Equity Investment: How can millennials invest and trade better?
Who should get worried?
But some investors need to act to protect their investments from a future market crash. Such investors are the persons –
Who are close to their financial goal
A person – who had started equity investment to meet a long-term financial goal – and is close to the goal should get worried about a market crash and should shift his/her investment money out of equity at a high market without waiting for the market to rise further. For example, a person who is about to retire or a person about to get his/her child admitted for higher education etc.
Who have already accumulated the required fund
If a person has already accumulated the fund needed to purchase an asset through equity investment, he/should take out the amount to buy the intended asset without waiting for the market to rise further. For example, a person who had started investing to buy a car or a house or other such a high-value asset. Staying invested out of greed may cost him/her the immediate opportunity to buy the asset, in case of a market crash.

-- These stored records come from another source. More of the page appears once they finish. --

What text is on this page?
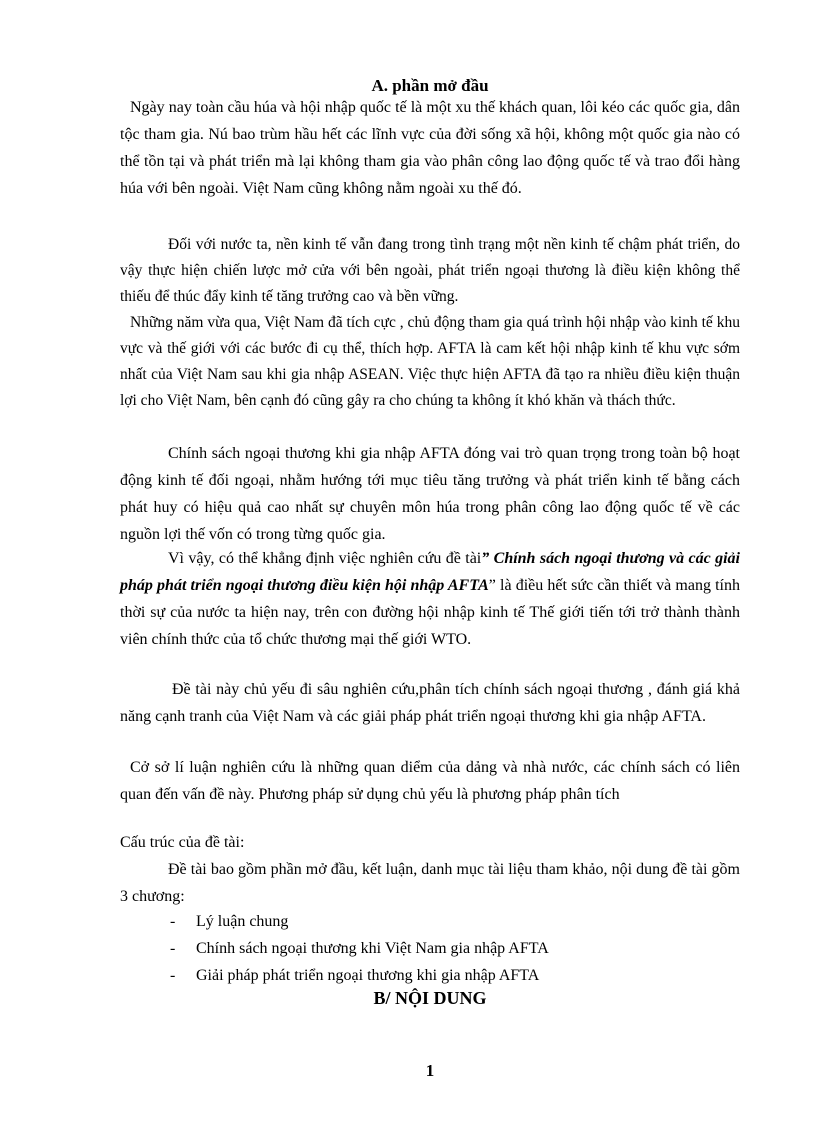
A. phần mở đầu

Ngày nay toàn cầu húa và hội nhập quốc tế là một xu thế khách quan, lôi kéo các quốc gia, dân tộc tham gia. Nú bao trùm hầu hết các lĩnh vực của đời sống xã hội, không một quốc gia nào có thể tồn tại và phát triển mà lại không tham gia vào phân công lao động quốc tế và trao đổi hàng húa với bên ngoài. Việt Nam cũng không nằm ngoài xu thế đó.

Đối với nước ta, nền kinh tế vẫn đang trong tình trạng một nền kinh tế chậm phát triển, do vậy thực hiện chiến lược mở cửa với bên ngoài, phát triển ngoại thương là điều kiện không thể thiếu để thúc đẩy kinh tế tăng trưởng cao và bền vững.

Những năm vừa qua, Việt Nam đã tích cực , chủ động tham gia quá trình hội nhập vào kinh tế khu vực và thế giới với các bước đi cụ thể, thích hợp. AFTA là cam kết hội nhập kinh tế khu vực sớm nhất của Việt Nam sau khi gia nhập ASEAN. Việc thực hiện AFTA đã tạo ra nhiều điều kiện thuận lợi cho Việt Nam, bên cạnh đó cũng gây ra cho chúng ta không ít khó khăn và thách thức.

Chính sách ngoại thương khi gia nhập AFTA đóng vai trò quan trọng trong toàn bộ hoạt động kinh tế đối ngoại, nhằm hướng tới mục tiêu tăng trưởng và phát triển kinh tế bằng cách phát huy có hiệu quả cao nhất sự chuyên môn húa trong phân công lao động quốc tế về các nguồn lợi thế vốn có trong từng quốc gia.

Vì vậy, có thể khẳng định việc nghiên cứu đề tài” Chính sách ngoại thương và các giải pháp phát triển ngoại thương điều kiện hội nhập AFTA” là điều hết sức cần thiết và mang tính thời sự của nước ta hiện nay, trên con đường hội nhập kinh tế Thế giới tiến tới trở thành thành viên chính thức của tổ chức thương mại thế giới WTO.

Đề tài này chủ yếu đi sâu nghiên cứu,phân tích chính sách ngoại thương , đánh giá khả năng cạnh tranh của Việt Nam và các giải pháp phát triển ngoại thương khi gia nhập AFTA.

Cở sở lí luận nghiên cứu là những quan diểm của dảng và nhà nước, các chính sách có liên quan đến vấn đề này. Phương pháp sử dụng chủ yếu là phương pháp phân tích

Cấu trúc của đề tài:

Đề tài bao gồm phần mở đầu, kết luận, danh mục tài liệu tham khảo, nội dung đề tài gồm 3 chương:

-	Lý luận chung
-	Chính sách ngoại thương khi Việt Nam gia nhập AFTA
-	Giải pháp phát triển ngoại thương khi gia nhập AFTA
B/ NỘI DUNG
1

How to deal with the fear of market crash
In case a person is close to his/her investment goal of retirement, child education etc, instead of liquidating the entire investment at one go at a rising market, he/she may take out money in phase manner to secure a part of investment against market crash, while taking advantage of market rally through part investment.
For example, a person close to retirement may take out the money needed in the first 3-5 years of retired life out of equity and move about half of the remaining money to debt, while leaving the rest of the money invested in equity.